- Country: Pakistan
- Province: Sindh
- District: Matiari
- Taluka: Matiari
- Time zone: UTC+5 (PST)
- Postal code: 70091

= Allah Dino Sand =

Village in Sindh, Pakistan

Allah Dino Sand, also spelled as Allahdino Sand (Sindhi: الهڏنو ساند), is a village in the Taluka and District of Matiari, Sindh, Pakistan. It is situated along the Karachi-Peshawar Railway Line. Although the village has a railway station, currently no trains stop there. The village is connected to Matiari, Tando Jam, Naserpur Town, Shahpur Darpur, Masu Bhurgri, and Village Wahid Dino Unar (also known as Village Hakeem Pir Hajan Shah Rashidi) via Road. The road from this village to Matiari has been improved in 2017. The village is situated approximately 13 km southeast of Matiari and 11 km northwest of Tando Jam.
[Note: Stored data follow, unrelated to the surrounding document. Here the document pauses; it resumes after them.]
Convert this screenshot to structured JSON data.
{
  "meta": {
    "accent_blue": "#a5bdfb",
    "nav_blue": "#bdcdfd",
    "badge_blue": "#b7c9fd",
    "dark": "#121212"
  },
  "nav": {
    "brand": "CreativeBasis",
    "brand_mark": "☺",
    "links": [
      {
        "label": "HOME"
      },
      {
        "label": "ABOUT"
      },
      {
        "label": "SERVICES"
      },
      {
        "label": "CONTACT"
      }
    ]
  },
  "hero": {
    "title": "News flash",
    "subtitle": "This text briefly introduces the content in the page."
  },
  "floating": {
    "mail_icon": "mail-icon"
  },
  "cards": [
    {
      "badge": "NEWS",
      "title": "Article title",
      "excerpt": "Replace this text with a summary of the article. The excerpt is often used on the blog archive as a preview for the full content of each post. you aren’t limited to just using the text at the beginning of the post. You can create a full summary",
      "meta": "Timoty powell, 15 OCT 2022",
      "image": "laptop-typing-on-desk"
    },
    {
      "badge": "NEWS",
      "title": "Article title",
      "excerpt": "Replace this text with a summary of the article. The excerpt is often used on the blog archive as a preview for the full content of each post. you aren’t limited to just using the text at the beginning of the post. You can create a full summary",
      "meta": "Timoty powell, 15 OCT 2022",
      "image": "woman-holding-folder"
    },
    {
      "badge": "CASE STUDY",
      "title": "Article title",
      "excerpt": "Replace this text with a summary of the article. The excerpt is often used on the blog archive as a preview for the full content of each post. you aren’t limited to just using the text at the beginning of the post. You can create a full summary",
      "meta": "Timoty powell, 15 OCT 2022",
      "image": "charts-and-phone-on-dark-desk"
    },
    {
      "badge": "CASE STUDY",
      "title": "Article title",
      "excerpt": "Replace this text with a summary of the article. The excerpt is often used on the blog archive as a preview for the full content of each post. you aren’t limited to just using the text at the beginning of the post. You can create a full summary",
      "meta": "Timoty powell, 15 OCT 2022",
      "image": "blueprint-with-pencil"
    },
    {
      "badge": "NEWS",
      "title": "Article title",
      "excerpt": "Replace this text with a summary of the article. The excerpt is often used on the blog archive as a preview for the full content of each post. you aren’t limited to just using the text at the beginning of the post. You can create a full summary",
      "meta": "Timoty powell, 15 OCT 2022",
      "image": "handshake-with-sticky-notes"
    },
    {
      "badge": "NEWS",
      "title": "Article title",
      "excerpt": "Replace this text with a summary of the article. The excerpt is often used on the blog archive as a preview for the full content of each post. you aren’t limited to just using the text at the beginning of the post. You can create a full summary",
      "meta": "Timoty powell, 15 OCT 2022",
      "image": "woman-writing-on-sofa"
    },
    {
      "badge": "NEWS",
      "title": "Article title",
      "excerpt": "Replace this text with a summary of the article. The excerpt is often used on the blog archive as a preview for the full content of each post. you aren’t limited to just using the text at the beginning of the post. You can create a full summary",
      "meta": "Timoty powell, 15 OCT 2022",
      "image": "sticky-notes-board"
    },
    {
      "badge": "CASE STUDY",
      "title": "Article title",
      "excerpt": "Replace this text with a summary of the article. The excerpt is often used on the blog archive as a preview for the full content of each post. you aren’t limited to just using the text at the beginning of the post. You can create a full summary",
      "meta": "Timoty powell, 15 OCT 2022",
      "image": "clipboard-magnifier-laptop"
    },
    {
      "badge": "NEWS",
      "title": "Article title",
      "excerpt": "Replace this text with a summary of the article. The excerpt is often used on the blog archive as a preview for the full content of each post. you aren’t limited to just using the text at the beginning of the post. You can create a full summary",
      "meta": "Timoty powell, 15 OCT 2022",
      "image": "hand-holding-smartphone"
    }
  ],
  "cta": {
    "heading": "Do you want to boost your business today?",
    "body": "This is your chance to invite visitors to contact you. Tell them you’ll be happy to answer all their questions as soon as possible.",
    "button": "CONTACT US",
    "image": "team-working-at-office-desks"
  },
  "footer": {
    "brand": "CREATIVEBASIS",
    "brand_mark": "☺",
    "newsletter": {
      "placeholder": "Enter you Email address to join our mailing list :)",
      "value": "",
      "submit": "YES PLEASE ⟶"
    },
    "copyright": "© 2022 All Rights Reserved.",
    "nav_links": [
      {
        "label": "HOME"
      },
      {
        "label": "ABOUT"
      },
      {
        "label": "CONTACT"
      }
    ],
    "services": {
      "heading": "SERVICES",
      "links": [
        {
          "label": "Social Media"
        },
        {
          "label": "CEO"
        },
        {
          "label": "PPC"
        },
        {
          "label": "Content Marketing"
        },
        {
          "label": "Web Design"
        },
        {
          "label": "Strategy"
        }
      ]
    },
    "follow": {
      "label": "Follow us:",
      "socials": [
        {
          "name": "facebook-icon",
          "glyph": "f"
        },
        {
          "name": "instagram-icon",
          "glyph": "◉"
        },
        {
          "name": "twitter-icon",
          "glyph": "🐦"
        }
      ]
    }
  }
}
Various facilities have been established in the village, including a primary school, a high school, medical dispensary, and post office. The village derives its name from a respected individual named Allah Dino Sand. "Sand" or "Saand" (Sindhi: ساند) is a surname associated with the Sindhi Muslim community.

This village is situated in a highly fertile area of Sindh, where cotton, wheat, bananas, and sugarcane are the primary crops grown.